真星は、笑顔で私たちに手を振って歩いていった。


「まほ・・・・・し。行っちゃった」


呼び止めようとした声も虚しく真星は教室から出て行った。


私と歩の間に微妙な空気が流れる。


「麗羅チャ「真星が私に酷いことを言った子達と一緒に居たのは確かだけど


真星は私に酷いこと一言も言ってないし、真星のこと何も知らないのにあんな言い方するなんて酷いよ・・・!」


私を呼ぶ歩の声を遮り、怒ったように言った。


"別に気にしてないから"っと言って笑った真星は

どこか悲しげで、無理して笑ってるみたいに見えた。


真星のそんな笑顔が栄実と被ってしまい、歩に怒りをぶつけていた。


「ごめん・・・・・。

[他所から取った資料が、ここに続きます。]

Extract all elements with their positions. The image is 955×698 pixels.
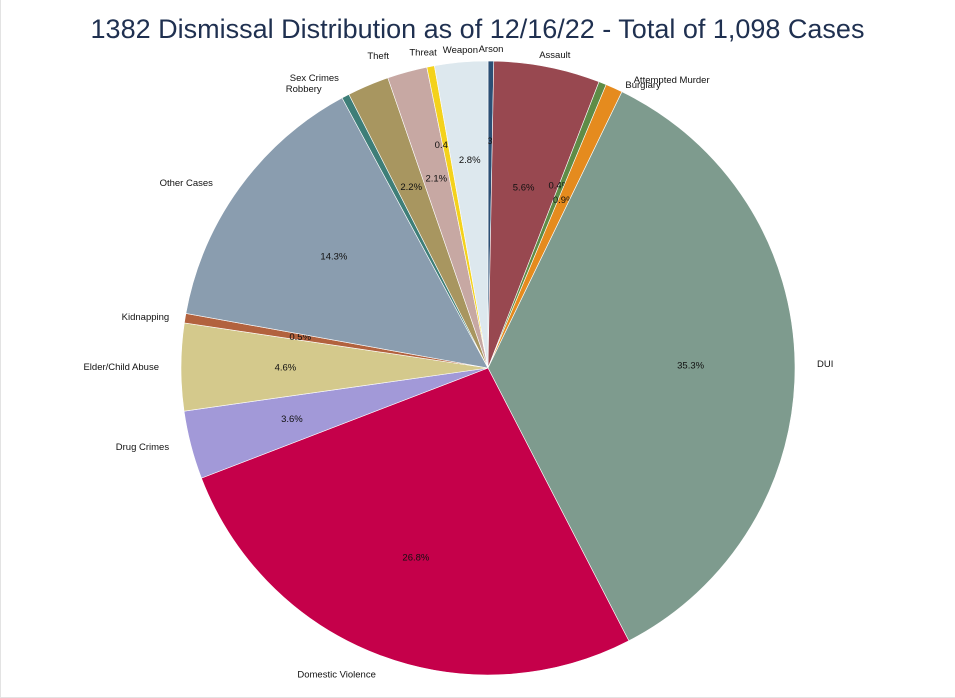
category-label-arson: Arson (479, 44, 504, 55)
pie-slice-weapon (434, 60, 489, 369)
category-label-theft: Theft (367, 51, 389, 62)
pie-slice-other-cases (185, 97, 489, 369)
category-label-drug-crimes: Drug Crimes (116, 442, 170, 453)
category-label-domestic-violence: Domestic Violence (297, 669, 376, 680)
pct-label-weapon: 2.8% (459, 155, 481, 166)
category-label-burglary: Burglary (625, 80, 661, 91)
category-label-robbery: Robbery (286, 84, 322, 95)
category-label-assault: Assault (539, 50, 571, 61)
category-label-threat: Threat (409, 48, 437, 59)
category-label-other-cases: Other Cases (160, 178, 214, 189)
category-label-weapon: Weapon (443, 45, 478, 56)
pct-label-assault: 5.6% (513, 182, 535, 193)
pct-label-dui: 35.3% (677, 361, 704, 372)
pct-label-threat: 0.4% (435, 140, 457, 151)
pct-label-burglary: 0.9% (553, 195, 575, 206)
category-label-kidnapping: Kidnapping (122, 312, 170, 323)
category-label-sex-crimes: Sex Crimes (290, 73, 339, 84)
pct-label-other-cases: 14.3% (320, 251, 347, 262)
pct-label-drug-crimes: 3.6% (281, 414, 303, 425)
pct-label-sex-crimes: 2.2% (400, 182, 422, 193)
category-label-dui: DUI (817, 359, 833, 370)
pct-label-kidnapping: 0.5% (289, 332, 311, 343)
category-label-elder-child-abuse: Elder/Child Abuse (83, 362, 159, 373)
chart-title: 1382 Dismissal Distribution as of 12/16/… (90, 14, 865, 44)
pct-label-arson: 0.3% (479, 136, 501, 147)
pie-slice-dui (487, 91, 796, 642)
category-label-attempted-murder: Attempted Murder (634, 75, 710, 86)
pct-label-domestic-violence: 26.8% (402, 552, 429, 563)
pct-label-elder-child-abuse: 4.6% (275, 362, 297, 373)
pie-slice-domestic-violence (201, 367, 630, 676)
pct-label-attempted-murder: 0.4% (548, 181, 570, 192)
pct-label-theft: 2.1% (425, 174, 447, 185)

」


歩は叱られた犬のように肩を丸めて謝った。


「私には謝らなくていいよ」


キツイ口調で歩に当たってしまう。何でこんなにイライラしてるんだろう・・・?


「ごめん。頭冷やして来る・・・。」


これ以上歩と居たらもっとキツイことを言ってしまいそうだったから、1人になるため歩にそう言い教室を出て行こうとすると


「麗羅チャン・・・!」


歩が私の左手を掴んだ。


「お願いだから、今は1人にして・・・」


笑顔の欠片も浮かべず、歩の目を見て言う。


歩は何か言おうとしたのか口を開きかけたが、何も言わずそっと私の手を離した。